But Per-Olow Anderson continued his travels to various war zones around the world. He was present during the attack on Pearl Harbor in 1941, and three years later, he was involved in the landings in Normandy in 1944. There he met Robert Capa again, whom he had gotten to know during the Spanish Civil War. When Capa was killed by a mine in Indochina in 1954, Anderson was by his side.
In the 1950s, Anderson began working in the Middle East, primarily in Egypt. He became close friends with Nasser and also came into contact with the Palestinian liberation struggle following the establishment of the state of Israel in 1948. In 1956, he was in Gaza documenting the refugees' miserable existence there. This resulted in the photo book "They are human too..." published in the USA in 1957. In Egypt, he also followed the construction of the massive Aswan Dam and the relocation of the Abu Simbel temple during the mid-1960s.
But Per-Olow Anderson had other strings to his bow as well. During the 1950s and 1960s, he worked as a photographer for film companies such as United Artists, Paramount Pictures, and Sandrews. He documented the making of a long series of major films, including War and Peace, Alexander the Great, and The Madness of Summer.
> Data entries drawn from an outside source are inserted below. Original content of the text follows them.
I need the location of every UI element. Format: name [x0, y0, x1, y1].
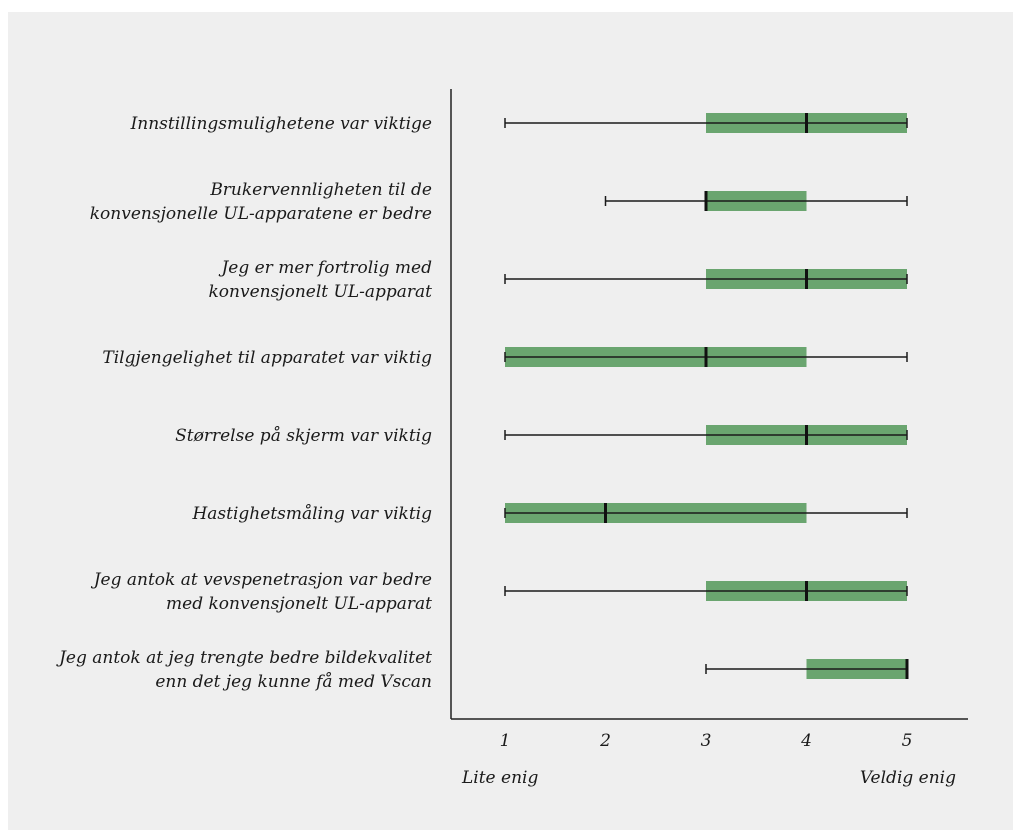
- boxplot-chart: Innstillingsmulighetene var viktige Bruke…: [56, 89, 968, 788]
- category-label: Jeg er mer fortrolig med: [218, 258, 432, 278]
- x-tick-label: 4: [800, 731, 812, 751]
- chart-panel: Innstillingsmulighetene var viktige Bruke…: [8, 12, 1013, 830]
- axis-left-label: Lite enig: [461, 768, 538, 788]
- box-row: [504, 503, 908, 523]
- box-row: [504, 347, 908, 367]
- category-label: Hastighetsmåling var viktig: [191, 504, 432, 524]
- category-label: Størrelse på skjerm var viktig: [175, 426, 432, 446]
- axes: [450, 89, 968, 720]
- box-row: [504, 269, 908, 289]
- category-label: Innstillingsmulighetene var viktige: [130, 114, 432, 134]
- box-row: [504, 425, 908, 445]
- category-label: enn det jeg kunne få med Vscan: [155, 672, 432, 692]
- category-label: Brukervennligheten til de: [209, 180, 432, 200]
- box-row: [705, 659, 909, 679]
- category-label: Jeg antok at jeg trengte bedre bildekval…: [56, 648, 432, 668]
- category-label: konvensjonelle UL-apparatene er bedre: [90, 204, 432, 224]
- category-label: Tilgjengelighet til apparatet var viktig: [102, 348, 432, 368]
- axis-right-label: Veldig enig: [860, 768, 956, 788]
- category-label: Jeg antok at vevspenetrasjon var bedre: [91, 570, 432, 590]
- box-row: [604, 191, 908, 211]
- boxes: [504, 113, 909, 679]
- category-labels: Innstillingsmulighetene var viktige Bruke…: [56, 114, 432, 692]
- tick-labels: 1 2 3 4 5: [500, 731, 913, 751]
- x-tick-label: 2: [599, 731, 611, 751]
- x-tick-label: 5: [902, 731, 913, 751]
- category-label: med konvensjonelt UL-apparat: [166, 594, 432, 614]
- box-row: [504, 113, 908, 133]
- x-tick-label: 3: [701, 731, 712, 751]
- box-row: [504, 581, 908, 601]
- category-label: konvensjonelt UL-apparat: [209, 282, 433, 302]
- x-tick-label: 1: [500, 731, 511, 751]
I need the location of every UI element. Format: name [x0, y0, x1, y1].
In his extensive collection of photographs, there are unique images of actors such as Katharine Hepburn, Audrey Hepburn, Henry Fonda, Richard Burton, Sophia Loren, Humphrey Bogart, and many others.
Among the Swedish films he followed the production of are Dear John, Black Palm Crowns, The Bookseller Who Stopped Swimming, and The Minister.
Anderson passed away in 1989, but his extensive collection of images has been preserved.